Two nuclear genes, Nic1 and Nic2, regulate nicotine levels in tobacco. nic1 and nic2 are semidominant mutations in Burley 21 that reduce leaf nicotine levels and the activities of multiple enzymes in the nicotine pathway and simultaneously increase polyamine levels in cultured roots. Cultured roots homozygous for both mutations were used to isolate two cDNAs by subtraction hybridization; the transcript levels of these two cDNAs were much lower in the mutant roots than in the wild-type roots. The A411 gene encodes a 41-kD protein with considerable homology to mammalian spermidine synthase, whereas the A622 gene encodes a 35-kD protein with high homology to isoflavone reductase. When these genes were expressed in Escherichia coli, A411 had no spermidine synthase activity but did show putrescine N-methyltransferase activity, which is the first enzyme committed to the nicotine biosynthetic pathway, and A622 did not show isoflavone reductase activity. Both the methyltransferase and A622 genes are predominantly expressed in the root, and their expression levels in cultured roots are coordinately decreased by the nic mutations in the order of wild type > nic2 > nic1 > nic1 nic2. Removal of tobacco flower heads and young leaves rapidly and coordinately induced both genes in the root. Further, exogenous supply of auxin down-regulated both genes in cultured tobacco roots. These results suggest that Nic1 and Nic2 are regulatory genes for nicotine biosynthesis.
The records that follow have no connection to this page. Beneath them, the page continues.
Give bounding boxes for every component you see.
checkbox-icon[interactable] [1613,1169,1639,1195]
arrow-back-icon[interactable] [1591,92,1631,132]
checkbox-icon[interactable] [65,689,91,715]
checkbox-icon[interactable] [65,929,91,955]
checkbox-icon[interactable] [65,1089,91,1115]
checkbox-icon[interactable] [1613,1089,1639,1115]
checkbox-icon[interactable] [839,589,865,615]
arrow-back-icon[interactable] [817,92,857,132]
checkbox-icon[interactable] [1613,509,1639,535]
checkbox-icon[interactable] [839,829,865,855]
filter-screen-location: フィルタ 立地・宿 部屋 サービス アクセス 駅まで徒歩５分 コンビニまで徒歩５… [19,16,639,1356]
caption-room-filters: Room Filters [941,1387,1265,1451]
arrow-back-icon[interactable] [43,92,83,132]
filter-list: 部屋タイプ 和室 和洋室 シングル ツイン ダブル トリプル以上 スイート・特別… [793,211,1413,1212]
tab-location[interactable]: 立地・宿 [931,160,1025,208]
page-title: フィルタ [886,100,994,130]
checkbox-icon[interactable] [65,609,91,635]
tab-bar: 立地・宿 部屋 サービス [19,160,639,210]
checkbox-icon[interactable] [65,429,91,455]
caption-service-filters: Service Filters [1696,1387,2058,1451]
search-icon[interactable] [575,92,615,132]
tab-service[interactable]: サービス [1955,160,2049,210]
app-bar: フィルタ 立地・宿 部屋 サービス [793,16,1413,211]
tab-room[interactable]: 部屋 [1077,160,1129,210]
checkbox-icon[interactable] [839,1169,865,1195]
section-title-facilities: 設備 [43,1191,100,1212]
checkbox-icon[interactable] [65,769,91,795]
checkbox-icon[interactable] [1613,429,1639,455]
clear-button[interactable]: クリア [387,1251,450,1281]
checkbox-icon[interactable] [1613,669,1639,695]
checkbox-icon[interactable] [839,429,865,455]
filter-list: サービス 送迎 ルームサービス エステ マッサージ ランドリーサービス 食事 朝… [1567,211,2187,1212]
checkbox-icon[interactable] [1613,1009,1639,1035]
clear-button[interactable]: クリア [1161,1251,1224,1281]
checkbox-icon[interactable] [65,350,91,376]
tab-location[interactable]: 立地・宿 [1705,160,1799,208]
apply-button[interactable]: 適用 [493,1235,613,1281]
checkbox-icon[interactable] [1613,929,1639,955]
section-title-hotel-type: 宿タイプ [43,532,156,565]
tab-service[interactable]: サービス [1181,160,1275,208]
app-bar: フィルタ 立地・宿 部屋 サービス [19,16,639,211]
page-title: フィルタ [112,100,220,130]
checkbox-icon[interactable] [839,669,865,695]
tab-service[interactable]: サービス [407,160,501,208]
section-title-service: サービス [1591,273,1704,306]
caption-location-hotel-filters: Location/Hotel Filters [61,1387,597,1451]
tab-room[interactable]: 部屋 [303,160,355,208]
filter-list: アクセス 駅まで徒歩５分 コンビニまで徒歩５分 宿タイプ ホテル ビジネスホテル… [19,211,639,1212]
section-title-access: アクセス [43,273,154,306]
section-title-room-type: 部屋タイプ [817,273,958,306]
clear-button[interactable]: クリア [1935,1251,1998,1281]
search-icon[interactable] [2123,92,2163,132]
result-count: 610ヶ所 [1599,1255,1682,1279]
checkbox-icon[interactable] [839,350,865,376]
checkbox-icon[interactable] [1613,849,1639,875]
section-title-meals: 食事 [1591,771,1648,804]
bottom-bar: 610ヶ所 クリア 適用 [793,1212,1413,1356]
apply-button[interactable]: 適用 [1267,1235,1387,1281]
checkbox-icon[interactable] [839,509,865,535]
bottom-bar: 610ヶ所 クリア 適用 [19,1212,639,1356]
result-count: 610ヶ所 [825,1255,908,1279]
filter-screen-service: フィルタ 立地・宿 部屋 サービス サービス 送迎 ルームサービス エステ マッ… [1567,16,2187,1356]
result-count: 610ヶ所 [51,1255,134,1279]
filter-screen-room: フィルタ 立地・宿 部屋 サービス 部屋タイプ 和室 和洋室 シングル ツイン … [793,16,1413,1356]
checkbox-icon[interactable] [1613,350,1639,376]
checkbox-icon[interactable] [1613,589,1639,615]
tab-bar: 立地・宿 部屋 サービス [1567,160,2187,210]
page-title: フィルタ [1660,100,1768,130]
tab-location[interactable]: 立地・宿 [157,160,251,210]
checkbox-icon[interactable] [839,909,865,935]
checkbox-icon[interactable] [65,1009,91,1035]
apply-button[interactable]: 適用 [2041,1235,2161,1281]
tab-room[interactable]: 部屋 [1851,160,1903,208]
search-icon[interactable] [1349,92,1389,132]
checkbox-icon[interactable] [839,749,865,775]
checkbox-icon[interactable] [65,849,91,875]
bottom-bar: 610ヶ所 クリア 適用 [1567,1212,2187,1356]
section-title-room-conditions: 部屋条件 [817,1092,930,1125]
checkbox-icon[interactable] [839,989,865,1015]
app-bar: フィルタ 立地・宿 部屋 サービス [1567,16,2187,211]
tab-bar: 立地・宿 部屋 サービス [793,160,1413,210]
Plants contain a large number of proteins homologous to isoflavone reductase, an NADPH-dependent reductase involved in the biosynthesis of isoflavonoid phytoalexins in legumes. Although some are bonafide isoflavone reductases, others may catalyze distinct reductase reactions. Two tobacco genes, TP7 and A622, encoding isoflavone reductase-like proteins, had been previously identified from their unique expression patterns, but their functions were not known. We show here that TP7 is a tobacco phenylcoumaran benzylic ether reductase involved in lignan biosynthesis, but that A622 is not. To gain insight into the possible function of A622, we analyzed in detail the expression patterns of the A622 gene by RNA and protein blots, immunohistochemistry, and its promoter expression in transgenic Nicotiana sylvestris roots. The A622 expression patterns were qualitatively similar to those of putrescine N-methyltransferase, the first enzyme in nicotine biosynthesis, suggesting that A622 may function in the metabolism of nicotine or related alkaloids.

Plants in the Nicotiana genus produce nicotine and related pyridine alkaloids as a part of their chemical defense against insect herbivores. These alkaloids are formed by condensation of a derivative of nicotinic acid, but the enzyme(s) involved in the final condensation step remains elusive. In Nicotiana tabacum, an orphan reductase A622 and its close homolog A622L are coordinately expressed in the root, upregulated by methyl jasmonate treatment, and controlled by the NIC regulatory loci specific to the biosynthesis of tobacco alkaloids. Conditional suppression of A622 and A622L by RNA interference inhibited cell growth, severely decreased the formation of all tobacco alkaloids, and concomitantly induced an accumulation of nicotinic acid beta-N-glucoside, a probable detoxification metabolite of nicotinic acid, in both hairy roots and methyl jasmonate-elicited cultured cells of tobacco. N-methylpyrrolinium cation, a precursor of the pyrrolidine moiety of nicotine, also accumulated in the A622(L)-knockdown hairy roots. We propose that the tobacco A622-like reductases of the PIP family are involved in either the formation of a nicotinic acid-derived precursor or the final condensation reaction of tobacco alkaloids.